FIG. 3 is a flowchart showing a processing procedure of a CPU of the numerical control device.

FIG. 4 is an explanatory view schematically showing a processing procedure of the numerical control device.

FIG. 5 is a block diagram showing a transfer function of a control system.

FIG. 6 is an explanatory diagram showing a method of calculating a delay time.

FIG. 7 is an explanatory diagram showing a method of calculating an error function.

FIG. 8 is a characteristic diagram showing characteristics of an error function.

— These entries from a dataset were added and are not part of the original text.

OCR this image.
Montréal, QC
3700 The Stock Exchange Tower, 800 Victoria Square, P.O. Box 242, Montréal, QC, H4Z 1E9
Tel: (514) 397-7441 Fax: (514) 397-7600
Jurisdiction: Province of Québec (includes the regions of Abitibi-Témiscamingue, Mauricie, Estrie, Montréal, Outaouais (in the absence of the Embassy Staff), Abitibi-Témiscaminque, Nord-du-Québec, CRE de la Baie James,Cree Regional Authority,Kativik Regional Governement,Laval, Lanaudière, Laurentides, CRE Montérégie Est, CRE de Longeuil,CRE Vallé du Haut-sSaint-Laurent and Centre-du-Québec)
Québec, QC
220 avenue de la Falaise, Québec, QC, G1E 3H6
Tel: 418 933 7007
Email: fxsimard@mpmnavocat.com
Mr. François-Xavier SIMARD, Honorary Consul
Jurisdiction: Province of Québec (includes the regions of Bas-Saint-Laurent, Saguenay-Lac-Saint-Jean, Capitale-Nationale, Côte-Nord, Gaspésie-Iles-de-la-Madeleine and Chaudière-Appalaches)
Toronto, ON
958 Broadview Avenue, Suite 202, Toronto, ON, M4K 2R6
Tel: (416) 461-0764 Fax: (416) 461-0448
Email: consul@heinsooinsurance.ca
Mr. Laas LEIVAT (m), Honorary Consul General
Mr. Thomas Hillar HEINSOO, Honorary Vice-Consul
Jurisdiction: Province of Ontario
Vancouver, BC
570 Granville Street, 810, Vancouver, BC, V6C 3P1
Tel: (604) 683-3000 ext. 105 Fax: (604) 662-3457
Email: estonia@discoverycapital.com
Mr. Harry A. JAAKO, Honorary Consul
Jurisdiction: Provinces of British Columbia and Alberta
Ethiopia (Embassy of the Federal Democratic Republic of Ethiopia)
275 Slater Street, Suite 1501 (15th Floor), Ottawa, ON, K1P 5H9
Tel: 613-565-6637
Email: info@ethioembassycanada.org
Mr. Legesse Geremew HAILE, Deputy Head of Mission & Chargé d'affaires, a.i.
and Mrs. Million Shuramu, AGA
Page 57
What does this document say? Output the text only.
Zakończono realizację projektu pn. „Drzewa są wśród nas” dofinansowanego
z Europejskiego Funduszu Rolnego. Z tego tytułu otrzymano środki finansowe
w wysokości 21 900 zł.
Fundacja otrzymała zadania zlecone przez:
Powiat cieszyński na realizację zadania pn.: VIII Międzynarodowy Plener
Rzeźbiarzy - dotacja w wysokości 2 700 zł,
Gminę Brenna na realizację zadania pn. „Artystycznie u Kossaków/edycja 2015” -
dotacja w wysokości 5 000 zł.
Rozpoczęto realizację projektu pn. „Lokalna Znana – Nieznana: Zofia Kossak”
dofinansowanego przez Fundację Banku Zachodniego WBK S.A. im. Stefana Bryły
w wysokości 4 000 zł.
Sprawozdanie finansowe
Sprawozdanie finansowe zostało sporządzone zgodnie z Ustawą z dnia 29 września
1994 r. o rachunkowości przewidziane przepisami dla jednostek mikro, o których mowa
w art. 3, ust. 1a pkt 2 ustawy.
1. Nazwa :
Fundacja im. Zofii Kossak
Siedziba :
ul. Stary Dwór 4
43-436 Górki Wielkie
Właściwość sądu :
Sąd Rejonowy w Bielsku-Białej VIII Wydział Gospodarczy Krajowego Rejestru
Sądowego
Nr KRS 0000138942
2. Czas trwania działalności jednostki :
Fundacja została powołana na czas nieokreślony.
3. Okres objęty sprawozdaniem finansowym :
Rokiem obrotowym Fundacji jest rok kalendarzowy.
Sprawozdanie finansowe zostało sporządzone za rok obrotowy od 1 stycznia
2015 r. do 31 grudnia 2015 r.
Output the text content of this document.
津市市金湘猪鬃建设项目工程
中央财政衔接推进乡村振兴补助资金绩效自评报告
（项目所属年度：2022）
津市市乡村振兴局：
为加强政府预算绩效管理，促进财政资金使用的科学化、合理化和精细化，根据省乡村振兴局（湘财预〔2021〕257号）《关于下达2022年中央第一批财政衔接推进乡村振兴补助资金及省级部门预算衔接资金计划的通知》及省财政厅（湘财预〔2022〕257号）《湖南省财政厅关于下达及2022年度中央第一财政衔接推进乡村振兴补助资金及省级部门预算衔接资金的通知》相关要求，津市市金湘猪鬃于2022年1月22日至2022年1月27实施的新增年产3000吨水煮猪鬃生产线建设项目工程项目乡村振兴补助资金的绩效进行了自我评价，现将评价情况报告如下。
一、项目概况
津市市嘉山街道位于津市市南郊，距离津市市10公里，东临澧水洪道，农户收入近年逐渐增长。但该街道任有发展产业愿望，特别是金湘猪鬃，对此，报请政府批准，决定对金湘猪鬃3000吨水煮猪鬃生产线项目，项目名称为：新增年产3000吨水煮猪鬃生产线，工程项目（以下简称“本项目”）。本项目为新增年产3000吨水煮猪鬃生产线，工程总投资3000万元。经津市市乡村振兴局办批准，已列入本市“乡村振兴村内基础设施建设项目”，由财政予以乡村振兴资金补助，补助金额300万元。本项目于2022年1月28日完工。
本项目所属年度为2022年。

FIG. 9 is a block diagram showing the configuration of the present invention.

[Explanation of symbols]

10 ... Bed 11 ... Table 13 ... Spindle 14, 23 ... Servo motor (axis control means) 15 ... Tailstock 20 ... Tool stand 30 ... Numerical control device 31 ... CPU (time function computing means, Fourier transforming means,
Integrating means, inverse Fourier transforming means, error calculating means, correction time function calculating means, axis control means) G ... grinding wheel W ... workpiece step 100 ... time function calculating means step 102 ... Fourier transforming step 104 ... integrating means step 106 Inverse Fourier transforming means Steps 108, 110 ... Error calculating means Step 112 ... Correction time function calculating means Step 116 ... Axis controlling means

Claims (1)

[Claims] 1. A numerical control device for controlling machining of a non-round workpiece based on profile data defining a relationship between a main axis coordinate and a tool feed axis coordinate, wherein a function relating to time of the tool feed axis coordinate is calculated from the profile data. A time function calculating means for calculating a certain input time function and a spindle time function which is a function relating to the time of the spindle coordinate; and a transfer function storing means for storing a transfer function of a control system for moving a tool based on the input time function. Fourier transforming means for Fourier transforming the input time function to obtain an input frequency function, integrating means for computing the output frequency function by integrating the transfer function with the input frequency function, and inverse Fourier transforming the output frequency function Then, an inverse Fourier transform means for obtaining an output time function and the output time function and the input time function are compared to calculate an error. Error calculating means, based on the error, a correction time function calculating means for correcting the input time function to calculate a correction time function, and the tool feed based on the correction time function and the spindle time function. A numerical control device for machining a non-round workpiece, comprising a shaft and a shaft control means for controlling the main shaft.